In [1]:
from datasets import load_dataset
import numpy as np
import torch
import pprint
device = torch.device("cuda") if torch.cuda.is_available() else torch.device("cpu")
print("Using {}".format(device))

Using cpu


In [2]:
dataset = load_dataset("ai2_arc", "ARC-Challenge")
dataset = dataset.filter(lambda item: len(item["choices"]["label"]) == 4)

In [3]:
from transformers import AutoTokenizer
tokenizer = AutoTokenizer.from_pretrained("bert-base-cased")

def tokenize_function(examples):
    choice_prompt = [[examples["question"][i] + " Choose one from the following: {}. {}; {}. {}; {}. {}; {}. {}".format(examples["choices"][i]["label"][0],examples["choices"][i]["text"][0], examples["choices"][i]["label"][1], examples["choices"][i]["text"][1], examples["choices"][i]["label"][2], examples["choices"][i]["text"][2], examples["choices"][i]["label"][3], examples["choices"][i]["text"][3])] for i in range(len(examples["id"]))]
    gt_sentences = ["The correct answer is: {}. {}".format(examples["answerKey"][i], examples["choices"][i]["text"][examples["choices"][i]["label"].index(examples["answerKey"][i])]) for i in range(len(examples["id"]))] 
    # Flatten everything
    choice_prompt = sum(choice_prompt, [])
    
    # Tokenize
    tokenized_examples = tokenizer(choice_prompt)
    tokenized_examples["labels"] = tokenizer(gt_sentences)["input_ids"]
    # Un-flatten
    return tokenized_examples

def show_one(example):
    '''show one example in a nicely formatted way'''
    print(f"Question: {example['question']}")
    print(f"  A - {example['choices']['text'][0]}")
    print(f"  B - {example['choices']['text'][1]}")
    print(f"  C - {example['choices']['text'][2]}")
    print(f"  D - {example['choices']['text'][3]}")
    print(f"Ground truth: {example['answerKey']}")


In [6]:
examples = dataset["train"][:3]
features = tokenize_function(examples)
print(features.keys())
print('= = = Intuitive Demo = = =')
show_one(dataset["train"][0])

print('\n= = = Processed Format = = =')
for i in range(3):
    print("-->Prompt:")
    print(tokenizer.decode(features["input_ids"][i]))
    print("-->Ground truth answer:")
    print(tokenizer.decode(features["labels"][i]))

dict_keys(['input_ids', 'token_type_ids', 'attention_mask', 'labels'])
= = = Intuitive Demo = = =
Question: George wants to warm his hands quickly by rubbing them.
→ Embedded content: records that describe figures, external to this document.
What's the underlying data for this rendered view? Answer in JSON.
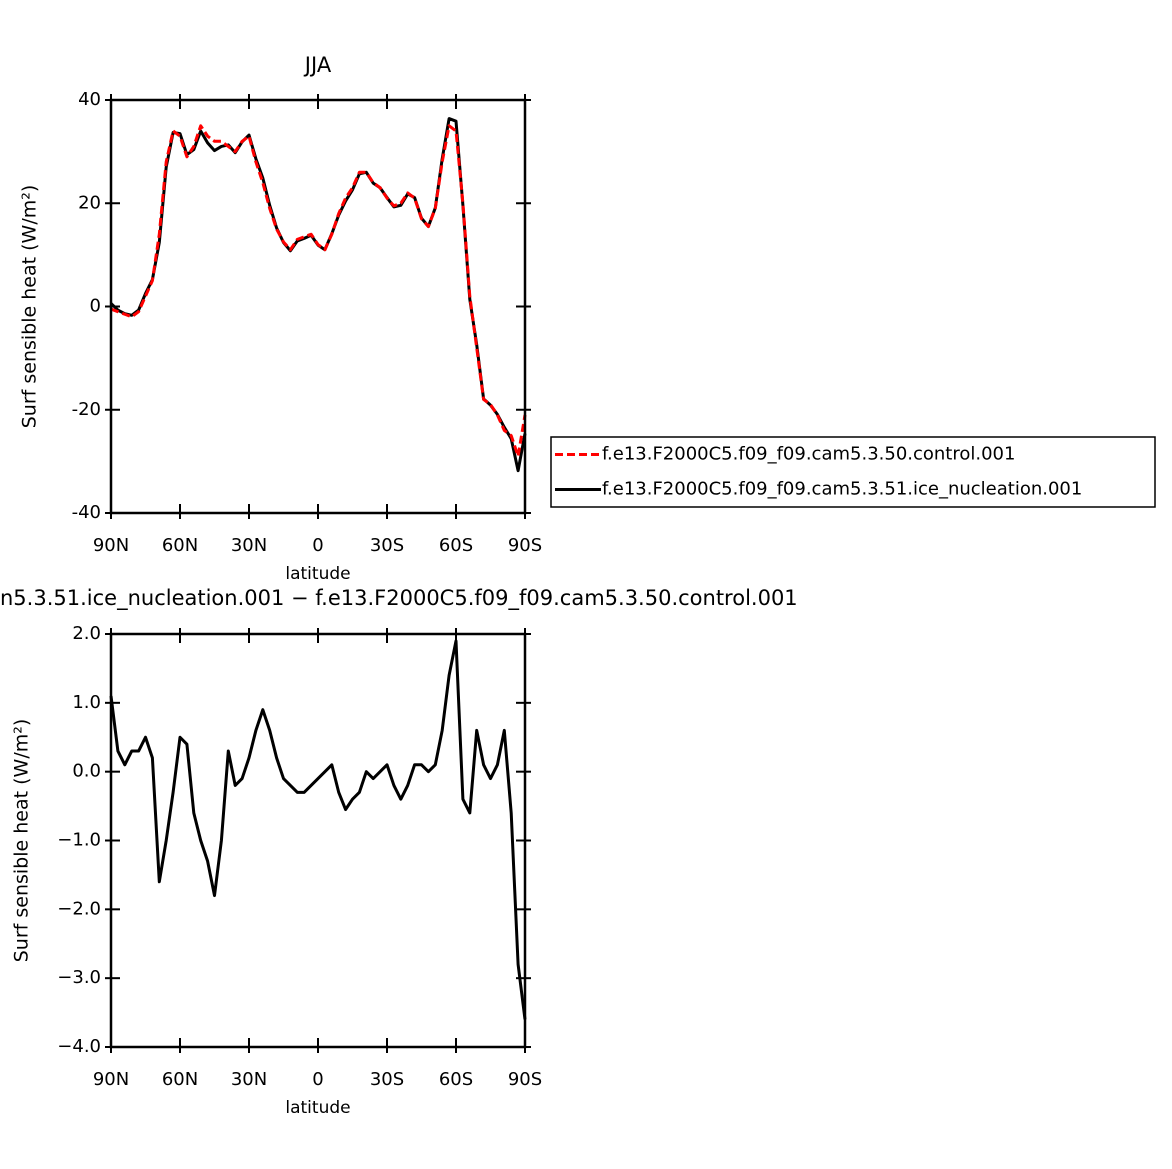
{
  "chart_data": [
    {
      "type": "line",
      "title": "JJA",
      "x_label": "latitude",
      "y_label": "Surf sensible heat (W/m²)",
      "x": [
        90,
        87,
        84,
        81,
        78,
        75,
        72,
        69,
        66,
        63,
        60,
        57,
        54,
        51,
        48,
        45,
        42,
        39,
        36,
        33,
        30,
        27,
        24,
        21,
        18,
        15,
        12,
        9,
        6,
        3,
        0,
        -3,
        -6,
        -9,
        -12,
        -15,
        -18,
        -21,
        -24,
        -27,
        -30,
        -33,
        -36,
        -39,
        -42,
        -45,
        -48,
        -51,
        -54,
        -57,
        -60,
        -63,
        -66,
        -69,
        -72,
        -75,
        -78,
        -81,
        -84,
        -87,
        -90
      ],
      "xlim": [
        90,
        -90
      ],
      "xticks": [
        {
          "value": 90,
          "label": "90N"
        },
        {
          "value": 60,
          "label": "60N"
        },
        {
          "value": 30,
          "label": "30N"
        },
        0,
        {
          "value": -30,
          "label": "30S"
        },
        {
          "value": -60,
          "label": "60S"
        },
        {
          "value": -90,
          "label": "90S"
        }
      ],
      "ylim": [
        -40,
        40
      ],
      "yticks": [
        -40,
        -20,
        0,
        20,
        40
      ],
      "legend": "right",
      "series": [
        {
          "name": "f.e13.F2000C5.f09_f09.cam5.3.50.control.001",
          "color": "#ff0000",
          "line_style": "dashed",
          "values": [
            -0.5,
            -1,
            -1.5,
            -2,
            -1,
            2,
            5,
            14,
            28,
            34,
            33,
            29,
            31,
            35,
            33,
            32,
            32,
            31,
            30,
            32,
            33,
            28,
            24,
            19,
            15,
            12.5,
            11,
            13,
            13.5,
            14,
            12,
            11,
            14,
            18,
            21,
            23,
            26,
            26,
            24,
            23,
            21,
            19.5,
            20,
            22,
            21,
            17,
            15.5,
            19,
            28,
            35,
            34,
            20,
            2,
            -8,
            -18,
            -19,
            -21,
            -24,
            -25,
            -29,
            -21
          ]
        },
        {
          "name": "f.e13.F2000C5.f09_f09.cam5.3.51.ice_nucleation.001",
          "color": "#000000",
          "line_style": "solid",
          "values": [
            0.6,
            -0.7,
            -1.4,
            -1.7,
            -0.7,
            2.5,
            5.2,
            12.4,
            27,
            33.7,
            33.5,
            29.4,
            30.4,
            34,
            31.7,
            30.2,
            31,
            31.3,
            29.8,
            31.9,
            33.2,
            28.6,
            24.9,
            19.6,
            15.2,
            12.4,
            10.8,
            12.7,
            13.2,
            13.8,
            11.9,
            11,
            14.1,
            17.7,
            20.45,
            22.6,
            25.7,
            26,
            23.9,
            23,
            21.1,
            19.3,
            19.6,
            21.8,
            21.1,
            17.1,
            15.5,
            19.1,
            28.6,
            36.4,
            35.9,
            19.6,
            1.4,
            -7.4,
            -17.9,
            -19.1,
            -20.9,
            -23.4,
            -25.6,
            -31.8,
            -24.6
          ]
        }
      ]
    },
    {
      "type": "line",
      "title": "n5.3.51.ice_nucleation.001 − f.e13.F2000C5.f09_f09.cam5.3.50.control.001",
      "x_label": "latitude",
      "y_label": "Surf sensible heat (W/m²)",
      "x": [
        90,
        87,
        84,
        81,
        78,
        75,
        72,
        69,
        66,
        63,
        60,
        57,
        54,
        51,
        48,
        45,
        42,
        39,
        36,
        33,
        30,
        27,
        24,
        21,
        18,
        15,
        12,
        9,
        6,
        3,
        0,
        -3,
        -6,
        -9,
        -12,
        -15,
        -18,
        -21,
        -24,
        -27,
        -30,
        -33,
        -36,
        -39,
        -42,
        -45,
        -48,
        -51,
        -54,
        -57,
        -60,
        -63,
        -66,
        -69,
        -72,
        -75,
        -78,
        -81,
        -84,
        -87,
        -90
      ],
      "xlim": [
        90,
        -90
      ],
      "xticks": [
        {
          "value": 90,
          "label": "90N"
        },
        {
          "value": 60,
          "label": "60N"
        },
        {
          "value": 30,
          "label": "30N"
        },
        0,
        {
          "value": -30,
          "label": "30S"
        },
        {
          "value": -60,
          "label": "60S"
        },
        {
          "value": -90,
          "label": "90S"
        }
      ],
      "ylim": [
        -4,
        2
      ],
      "yticks": [
        {
          "value": -4,
          "label": "−4.0"
        },
        {
          "value": -3,
          "label": "−3.0"
        },
        {
          "value": -2,
          "label": "−2.0"
        },
        {
          "value": -1,
          "label": "−1.0"
        },
        {
          "value": 0,
          "label": "0.0"
        },
        {
          "value": 1,
          "label": "1.0"
        },
        {
          "value": 2,
          "label": "2.0"
        }
      ],
      "color": "#000000",
      "values": [
        1.1,
        0.3,
        0.1,
        0.3,
        0.3,
        0.5,
        0.2,
        -1.6,
        -1.0,
        -0.3,
        0.5,
        0.4,
        -0.6,
        -1.0,
        -1.3,
        -1.8,
        -1.0,
        0.3,
        -0.2,
        -0.1,
        0.2,
        0.6,
        0.9,
        0.6,
        0.2,
        -0.1,
        -0.2,
        -0.3,
        -0.3,
        -0.2,
        -0.1,
        0.0,
        0.1,
        -0.3,
        -0.55,
        -0.4,
        -0.3,
        0.0,
        -0.1,
        0.0,
        0.1,
        -0.2,
        -0.4,
        -0.2,
        0.1,
        0.1,
        0.0,
        0.1,
        0.6,
        1.4,
        1.9,
        -0.4,
        -0.6,
        0.6,
        0.1,
        -0.1,
        0.1,
        0.6,
        -0.6,
        -2.8,
        -3.6
      ]
    }
  ]
}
Which skin surface will produce the most heat?
  A - dry palms
  B - wet palms
  C - palms covered with oil
  D - palms covered with lotion
Ground truth: A

= = = Processed Format = = =
-->Prompt:
[CLS] George wants to warm his hands quickly by rubbing them. Which skin surface will produce the most heat? Choose one from the following : A. dry palms ; B. wet palms ; C. palms covered with oil ; D. palms covered with lotion [SEP]
-->Ground truth answer:
[CLS] The correct answer is : A. dry palms [SEP]
-->Prompt:
[CLS] Which of the following statements best explains why magnets usually stick to a refrigerator door? Choose one from the following : A. The refrigerator door is smooth. ; B. The refrigerator door contains iron. ; C. The refrigerator door is a good conductor. ; D. The refrigerator door has electric wires in it. [SEP]


In [7]:
tokenized_datasets = dataset.map(tokenize_function, batched=True)
accepted_keys = ["input_ids", "attention_mask", "labels"]
for key in tokenized_datasets['train'].features.keys():
    if key not in accepted_keys:
        tokenized_datasets = tokenized_datasets.remove_columns(key)
tokenized_datasets.set_format("torch")

huggingface/tokenizers: The current process just got forked, after parallelism has already been used. Disabling parallelism to avoid deadlocks...
	- Avoid using `tokenizers` before the fork if possible
	- Explicitly set the environment variable TOKENIZERS_PARALLELISM=(true | false)
Map: 100%|██████████| 1117/1117 [00:00<00:00, 5022.91 examples/s]
Map: 100%|██████████| 1165/1165 [00:00<00:00, 3619.34 examples/s]
Map: 100%|██████████| 295/295 [00:00<00:00, 3512.03 examples/s]


In [None]:
from transformers import DataCollatorForSeq2Seq
from torch.utils.data import DataLoader
collator = DataCollatorForSeq2Seq(tokenizer, model, padding="max_length")

# TODO: load model here

batch_size = 2
# data_collator = DataCollatorForMultipleChoice(tokenizer)

train_dataset = tokenized_datasets["train"].shuffle(seed=123).select(range(1000))
train_dataloader = DataLoader(train_dataset, shuffle=True, batch_size=batch_size, collate_fn=collator)
eval_dataset = tokenized_datasets["validation"]
eval_dataloader = DataLoader(eval_dataset, batch_size=batch_size, collate_fn=collator)
test_dataset = tokenized_datasets["test"]
test_dataloader = DataLoader(test_dataset, batch_size=batch_size, collate_fn=collator)

In [None]:
## Training Loop
from torch.optim import AdamW
from tqdm import tqdm

optimizer = AdamW(model.parameters(), lr=5e-5)

num_epochs = 1
model.train()
for epoch in tqdm(range(num_epochs)):  # Define num_epochs
    epoch_loss = 0
    for batch in train_dataloader:
        optimizer.zero_grad()
        input_ids = batch['input_ids'].to(device)
        attention_mask = batch['attention_mask'].to(device)
        
        # Debugging: Print shapes
        print(f"Input IDs shape: {input_ids.shape}")
        print(f"Attention mask shape: {attention_mask.shape}")
        labels = input_ids.clone()  # Assuming a denoising objective
        outputs = model(input_ids, attention_mask=attention_mask, labels=labels)
        loss = outputs.loss
        epoch_loss += loss
        loss.backward()
        optimizer.step()    
    print(f"epoch {epoch+1} loss", epoch_loss)